Дверь открыла Анита. Она плакала. Она сказала, что выстрелила из ружья в одного человека. Сказала, что, возможно, он еще жив, но у нее не хватит смелости посмотреть. Я спустился в подвал. Он был оборудован под тир. Там висели пробковые мишени. Тяжелым шагом я шел по подвалу. Я ведь вообще человек тяжеловесный. Я хожу, как и разговариваю. Все принимают это за уверенность. Но дело не в том, просто в таком темпе течет в моих жилах кровь.
Я увидел лежащего на полу мужчину и рядом с ним – ружье.
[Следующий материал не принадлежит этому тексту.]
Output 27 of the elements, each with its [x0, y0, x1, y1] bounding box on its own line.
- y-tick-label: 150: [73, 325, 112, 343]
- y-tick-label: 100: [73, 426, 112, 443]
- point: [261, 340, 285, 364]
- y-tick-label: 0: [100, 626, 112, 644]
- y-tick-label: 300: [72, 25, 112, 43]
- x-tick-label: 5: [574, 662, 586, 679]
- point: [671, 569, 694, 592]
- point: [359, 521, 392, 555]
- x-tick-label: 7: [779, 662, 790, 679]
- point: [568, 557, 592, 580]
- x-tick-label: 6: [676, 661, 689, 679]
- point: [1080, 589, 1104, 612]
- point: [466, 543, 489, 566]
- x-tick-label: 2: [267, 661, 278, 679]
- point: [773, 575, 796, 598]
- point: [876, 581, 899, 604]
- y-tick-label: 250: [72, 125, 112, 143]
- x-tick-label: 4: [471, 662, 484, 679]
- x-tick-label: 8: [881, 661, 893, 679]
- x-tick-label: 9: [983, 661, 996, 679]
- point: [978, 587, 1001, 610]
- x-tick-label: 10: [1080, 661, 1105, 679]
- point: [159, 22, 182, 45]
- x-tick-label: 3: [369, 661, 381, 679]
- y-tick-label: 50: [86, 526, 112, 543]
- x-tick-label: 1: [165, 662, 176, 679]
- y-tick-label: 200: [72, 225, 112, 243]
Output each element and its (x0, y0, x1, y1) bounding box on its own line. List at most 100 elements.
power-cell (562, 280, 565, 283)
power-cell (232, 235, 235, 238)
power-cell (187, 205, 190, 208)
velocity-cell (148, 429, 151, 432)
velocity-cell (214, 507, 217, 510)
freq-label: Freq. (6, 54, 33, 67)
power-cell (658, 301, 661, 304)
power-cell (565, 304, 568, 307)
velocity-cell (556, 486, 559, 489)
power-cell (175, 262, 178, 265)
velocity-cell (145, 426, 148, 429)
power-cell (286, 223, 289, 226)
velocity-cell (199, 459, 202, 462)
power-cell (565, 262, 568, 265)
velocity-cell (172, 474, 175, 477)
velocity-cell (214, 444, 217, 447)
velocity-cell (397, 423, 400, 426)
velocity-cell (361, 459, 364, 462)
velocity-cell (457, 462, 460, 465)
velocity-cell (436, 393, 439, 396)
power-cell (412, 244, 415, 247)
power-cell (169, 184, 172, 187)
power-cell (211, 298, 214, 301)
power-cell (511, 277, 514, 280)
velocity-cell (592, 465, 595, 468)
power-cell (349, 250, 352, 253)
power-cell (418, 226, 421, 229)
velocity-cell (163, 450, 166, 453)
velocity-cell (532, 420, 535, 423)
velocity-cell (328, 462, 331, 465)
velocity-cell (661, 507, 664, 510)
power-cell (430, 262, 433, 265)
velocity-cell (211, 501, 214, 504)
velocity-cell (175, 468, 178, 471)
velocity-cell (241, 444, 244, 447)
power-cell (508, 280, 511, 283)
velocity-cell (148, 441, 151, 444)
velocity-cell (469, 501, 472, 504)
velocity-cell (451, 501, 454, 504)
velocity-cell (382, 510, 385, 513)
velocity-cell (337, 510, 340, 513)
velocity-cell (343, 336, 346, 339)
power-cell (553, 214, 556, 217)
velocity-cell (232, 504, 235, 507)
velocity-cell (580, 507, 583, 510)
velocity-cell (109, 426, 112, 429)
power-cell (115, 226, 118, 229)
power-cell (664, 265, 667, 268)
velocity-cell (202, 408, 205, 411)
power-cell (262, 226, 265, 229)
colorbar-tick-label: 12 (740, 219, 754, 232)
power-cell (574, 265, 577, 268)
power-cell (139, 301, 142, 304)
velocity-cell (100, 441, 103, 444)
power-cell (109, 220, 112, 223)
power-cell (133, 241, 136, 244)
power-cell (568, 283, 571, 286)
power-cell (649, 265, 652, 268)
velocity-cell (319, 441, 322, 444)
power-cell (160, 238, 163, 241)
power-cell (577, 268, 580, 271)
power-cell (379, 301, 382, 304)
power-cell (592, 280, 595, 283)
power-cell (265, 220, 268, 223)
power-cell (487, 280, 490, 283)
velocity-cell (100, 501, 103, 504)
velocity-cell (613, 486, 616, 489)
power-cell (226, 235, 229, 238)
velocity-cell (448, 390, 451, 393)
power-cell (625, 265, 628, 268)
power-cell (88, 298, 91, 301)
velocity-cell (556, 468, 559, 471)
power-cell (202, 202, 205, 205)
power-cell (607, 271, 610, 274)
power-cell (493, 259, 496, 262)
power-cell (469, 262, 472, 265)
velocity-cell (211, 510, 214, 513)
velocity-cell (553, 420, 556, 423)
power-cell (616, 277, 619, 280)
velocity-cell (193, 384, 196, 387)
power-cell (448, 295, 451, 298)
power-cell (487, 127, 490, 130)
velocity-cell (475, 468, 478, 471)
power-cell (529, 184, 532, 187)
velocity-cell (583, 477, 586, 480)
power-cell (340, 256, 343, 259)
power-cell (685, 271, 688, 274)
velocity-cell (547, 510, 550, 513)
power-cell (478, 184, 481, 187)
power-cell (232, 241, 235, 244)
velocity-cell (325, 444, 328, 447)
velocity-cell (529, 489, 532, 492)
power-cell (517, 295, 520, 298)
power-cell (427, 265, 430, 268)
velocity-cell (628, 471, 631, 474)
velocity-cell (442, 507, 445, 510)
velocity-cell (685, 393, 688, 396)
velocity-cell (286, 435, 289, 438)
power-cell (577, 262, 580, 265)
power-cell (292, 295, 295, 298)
Я хорошо разбираюсь в оружии. Когда-то сам слыл недурным охотником. Это был винчестер калибра 7,62 мм с нарезным стволом. Начальная скорость пули – более семисот метров в секунду. Значит, он не мог быть жив. Если бы одна из попавших в него пуль угодила ему в голову, она бы снесла ее начисто.
Прежде всего я осмотрел ружье. Я потерял всякую надежду, нормальная жизнь не вернется. Да я уже и не знаю, что такое нормальная жизнь. Если бы Анита стреляла из автоматического оружия, я тотчас бы вызвал полицию. Мы заставили бы их поверить в несчастный случай. Но на винчестере затвор переводится с помощью спусковой скобы. Ее нужно передергивать перед каждым выстрелом. Вы, должно быть, видели это в ковбойских фильмах, Дани. Вы, должно быть, видели, как красавец киногерой наповал косит краснокожих. И Анита тоже видела и потому, верю, справилась с затвором. Она выстрелила три раза. В несчастный случай никто не поверит.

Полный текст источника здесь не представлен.